Explanations for a "diagonal process" construction of a sequence I am reading Peter Lax's "Functional analysis".
Let $y_n$ be a bounded sequence of vectors in a Banach reflexive space, $X, Y$ their closed linear span. Take a countable set  $m_j$ of applications belonging to the dual $Y^*$ of $Y$ ($Y^*$ is separable).
The author then says that we can apply the "classical diagonal process" to obtain a subsequence $z_n$ of vectors such that $\lim_n m_j(z_n)$ exists for every $j$. 
I do not understand how he builds this subsequence.
 A: The key ingredient is the observation that if a sequence is convergent, then any subsequence is also convergent.


*

*First, you construct recursively a sequence of subsequences of $y_n$ as follows.

*To begin, put $z_{n,0}:=y_n$.

*Given $(z_{n,j})_n$, you can find (by compactness) a subsequence $(z_{n,j+1})_n$ such that $\lim_{n}m_j(z_{n,j+1})$ exists.

*Note that then all $\lim_n m_{j'}(z_{n,j+1})$ exist, for $j'\leq j$ (because in this case $(z_{n,j+1})_n$ is a subsequence of $(z_{n,j'+1})_n$).

*Finally, put $z_n:=z_{n,n}$ (i.e. $z_n$ is the diagonal of $z_{n,j}$, hence the name). To see that $\lim_n m_j(z_n)$ exists, note that except for finitely many elements, $z_n$ is a subsequence of $z_{n,j}$.

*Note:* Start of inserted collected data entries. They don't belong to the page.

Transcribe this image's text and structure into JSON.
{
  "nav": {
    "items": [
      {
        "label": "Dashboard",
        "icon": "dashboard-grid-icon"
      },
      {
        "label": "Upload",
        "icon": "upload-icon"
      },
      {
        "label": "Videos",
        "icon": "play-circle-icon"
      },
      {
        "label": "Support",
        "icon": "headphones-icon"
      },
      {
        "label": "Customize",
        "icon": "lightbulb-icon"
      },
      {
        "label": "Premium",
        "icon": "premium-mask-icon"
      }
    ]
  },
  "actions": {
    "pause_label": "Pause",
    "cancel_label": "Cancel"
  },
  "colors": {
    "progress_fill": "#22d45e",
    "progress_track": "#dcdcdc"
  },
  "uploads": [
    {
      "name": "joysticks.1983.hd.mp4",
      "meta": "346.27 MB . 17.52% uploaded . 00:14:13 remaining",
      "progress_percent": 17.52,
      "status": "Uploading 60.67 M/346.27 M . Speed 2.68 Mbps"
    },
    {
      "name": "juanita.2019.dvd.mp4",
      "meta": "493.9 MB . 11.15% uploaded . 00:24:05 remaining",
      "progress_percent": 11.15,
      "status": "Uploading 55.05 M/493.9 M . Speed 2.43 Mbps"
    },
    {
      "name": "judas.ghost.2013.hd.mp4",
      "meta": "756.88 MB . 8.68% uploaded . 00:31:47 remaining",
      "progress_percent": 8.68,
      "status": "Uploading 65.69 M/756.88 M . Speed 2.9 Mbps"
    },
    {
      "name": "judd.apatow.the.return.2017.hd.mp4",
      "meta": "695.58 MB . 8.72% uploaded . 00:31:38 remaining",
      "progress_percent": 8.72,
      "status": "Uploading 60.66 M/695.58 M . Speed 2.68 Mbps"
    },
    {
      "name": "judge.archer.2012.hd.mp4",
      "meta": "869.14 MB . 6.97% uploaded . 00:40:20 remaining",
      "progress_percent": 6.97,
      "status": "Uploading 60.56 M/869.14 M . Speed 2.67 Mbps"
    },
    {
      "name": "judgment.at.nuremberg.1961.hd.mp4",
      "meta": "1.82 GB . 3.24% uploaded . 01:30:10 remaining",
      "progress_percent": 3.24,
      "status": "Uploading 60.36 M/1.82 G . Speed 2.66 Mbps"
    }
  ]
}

You don't need $X$ to be reflexive, or even a Banach space for this argument. All that really matters is that all the functions $m_j$ map the sequence $y_n$ into compact metric spaces (so that we can use compactness in step 3.) -- the topology on $X$ (or its linear structure) is completely irrelevant beyond this, guaranteed by the fact that bounded functionals by definition map bounded sequences to bounded subsets of the real line.